With the chassis build winding down, the Farks Supercars crew could turn their attention to fitting things like the radiator, a-c condenser, oil cooler and other hardware. There wasn’t a huge amount of room ahead of the engine (as expected), but somehow, they managed to overcome the obstacles. Next issue, we’ll finalize the chassis build and get into the engine along with some important statistics (of the 1320 kind). This thing is definitely a hybrid; it burns both gasoline and rubber. And best of all, it was “fixed” in the USA. Watch for the next segment. It gets interesting!

While you're waiting, check out this video of the Prius in action!

American Racing Headers' Hemi Prius Part 3 1

Here’s how far back the seats were installed in the car. Note the location of the main roll cage hoop. It was dictated by the driving position.

American Racing Headers' Hemi Prius Part 3 2

Upstairs, the roll cage was set up so that a factory headliner could be installed. Note the gussets in the cage.
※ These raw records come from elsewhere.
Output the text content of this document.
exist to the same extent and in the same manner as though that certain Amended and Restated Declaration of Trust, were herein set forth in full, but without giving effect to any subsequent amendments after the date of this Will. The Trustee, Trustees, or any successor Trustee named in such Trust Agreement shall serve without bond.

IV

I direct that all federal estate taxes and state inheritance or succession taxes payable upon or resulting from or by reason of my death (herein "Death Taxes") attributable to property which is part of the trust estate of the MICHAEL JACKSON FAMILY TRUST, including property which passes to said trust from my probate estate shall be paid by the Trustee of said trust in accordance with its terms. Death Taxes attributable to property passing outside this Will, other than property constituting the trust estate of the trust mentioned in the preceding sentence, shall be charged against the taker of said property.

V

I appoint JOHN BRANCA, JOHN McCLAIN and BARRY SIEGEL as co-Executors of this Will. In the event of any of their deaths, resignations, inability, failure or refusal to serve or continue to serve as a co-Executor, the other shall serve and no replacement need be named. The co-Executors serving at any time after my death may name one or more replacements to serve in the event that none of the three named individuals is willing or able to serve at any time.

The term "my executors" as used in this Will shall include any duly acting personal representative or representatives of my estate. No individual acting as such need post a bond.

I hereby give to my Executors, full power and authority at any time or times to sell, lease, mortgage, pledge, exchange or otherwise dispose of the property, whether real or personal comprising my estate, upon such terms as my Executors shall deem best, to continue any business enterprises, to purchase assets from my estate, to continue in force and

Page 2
American Racing Headers' Hemi Prius Part 3 3

This is a shot of Nick Filippides (driver’s side) and his American Racing Headers partner, Jose Cruz, checking out the legroom in the Prius. Believe it or not, the car was planned from the beginning as a reliable long distance driver.

American Racing Headers' Hemi Prius Part 3 4

Here’s the fuel cell cover we mentioned earlier. If you look closely, you can see the filler for the cell can be accessed by way of the little hinged door up top. Note the quick release latch.

American Racing Headers' Hemi Prius Part 3 5

The brakes on all four corners are from Wilwood. Out back (shown here), the rotors include an internal park brake. The axles (and rear center section) were sourced from Mark Williams Enterprises. See the text for more info.

American Racing Headers' Hemi Prius Part 3 6

Look closely at this construction photo and you can see the vented front brake rotors mounted on the Vari Shock struts. Note, too, the oil cooler lines. Like we said earlier, the overall packaging on this car is dense. There was a lot to think about in a build this complex (and small).